Benefits for travelers: The Southwest Effect means better overall deals for U.S. travelers; for international travelers, it also means better deals plus more non-stop access to the U.S.
Southwest Effect – Is Cuba next? Expect to see more good deals to Havana once we know which airlines will allowed to fly to Cuba. Among those vying for U.S. government approval are Southwest, low cost carriers and larger airlines alike. U.S. to Cuba flights are expected to begin later this year.
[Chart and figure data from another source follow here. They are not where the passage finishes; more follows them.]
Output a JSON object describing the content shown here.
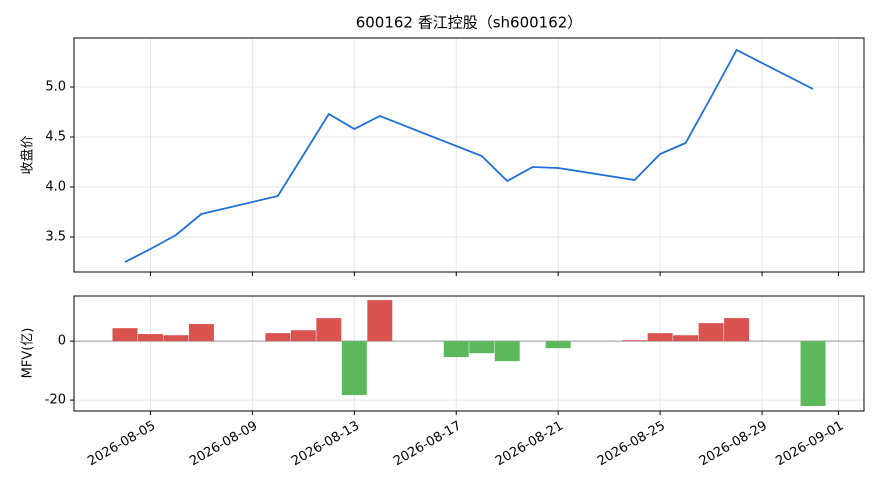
{
  "chart_data": [
    {
      "type": "line",
      "title": "600162 香江控股（sh600162）",
      "y_label": "收盘价",
      "x": [
        "2026-08-04",
        "2026-08-05",
        "2026-08-06",
        "2026-08-07",
        "2026-08-10",
        "2026-08-11",
        "2026-08-12",
        "2026-08-13",
        "2026-08-14",
        "2026-08-18",
        "2026-08-19",
        "2026-08-20",
        "2026-08-21",
        "2026-08-24",
        "2026-08-25",
        "2026-08-26",
        "2026-08-27",
        "2026-08-28",
        "2026-08-31"
      ],
      "series": [
        {
          "name": "收盘价",
          "color": "#1f6fd8",
          "values": [
            3.25,
            3.38,
            3.52,
            3.73,
            3.91,
            4.32,
            4.73,
            4.58,
            4.71,
            4.31,
            4.06,
            4.2,
            4.19,
            4.07,
            4.33,
            4.44,
            4.9,
            5.37,
            4.98
          ]
        }
      ],
      "xlim": [
        "2026-08-02",
        "2026-09-02"
      ],
      "ylim": [
        3.15,
        5.49
      ],
      "yticks": [
        3.5,
        {
          "value": 4.0,
          "label": "4.0"
        },
        4.5,
        {
          "value": 5.0,
          "label": "5.0"
        }
      ],
      "grid": true
    },
    {
      "type": "bar",
      "y_label": "MFV(亿)",
      "x": [
        "2026-08-04",
        "2026-08-05",
        "2026-08-06",
        "2026-08-07",
        "2026-08-10",
        "2026-08-11",
        "2026-08-12",
        "2026-08-13",
        "2026-08-14",
        "2026-08-17",
        "2026-08-18",
        "2026-08-19",
        "2026-08-21",
        "2026-08-24",
        "2026-08-25",
        "2026-08-26",
        "2026-08-27",
        "2026-08-28",
        "2026-08-31"
      ],
      "values": [
        4.4,
        2.4,
        2.0,
        5.8,
        2.7,
        3.7,
        7.8,
        -18.3,
        13.9,
        -5.4,
        -4.1,
        -6.8,
        -2.4,
        0.3,
        2.7,
        2.0,
        6.1,
        7.8,
        -22.0
      ],
      "positive_color": "#d9534f",
      "negative_color": "#5cb85c",
      "xlim": [
        "2026-08-02",
        "2026-09-02"
      ],
      "xticks": [
        "2026-08-05",
        "2026-08-09",
        "2026-08-13",
        "2026-08-17",
        "2026-08-21",
        "2026-08-25",
        "2026-08-29",
        "2026-09-01"
      ],
      "ylim": [
        -23.7,
        15.3
      ],
      "yticks": [
        -20,
        0
      ],
      "grid": true
    }
  ]
}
The Southwest Effect – Growth of a Scrappy Little Airline
It took a while for the Southwest Effect to reach full strength. When the scrappy little airline began flying in 1971 it was too busy trying entice customers to worry about any ‘effect’ but entice them they did, luring business travelers onboard with free bottles of liquor. As the Southwest site proudly notes, this stunt briefly turned the airline into Texas’ largest distributor of Chivas, Crown Royal and Smirnoff.
Since then, the carrier grew and expanded and merged, most recently with low cost carrier AirTran. Today, Southwest joins American, Delta and United as one of the Big Four, the largest U.S. airlines that control nearly 80% of all passenger traffic in the country.
The research project to identify the Southwest Effect was lead by Dr. James C. Stone, Ph.D., Lead Data Scientist at FareCompare, supported by Anne McDermott, Editor and the entire analytics and communications team at FareCompare. The team continues to analyze the data, looking at customer benefits by ticket point of sale, effect on flights that include one-stop and price changes in other routes to Latin America by low-cost carriers, including Spirit Airlines and Mexico’s Interjet.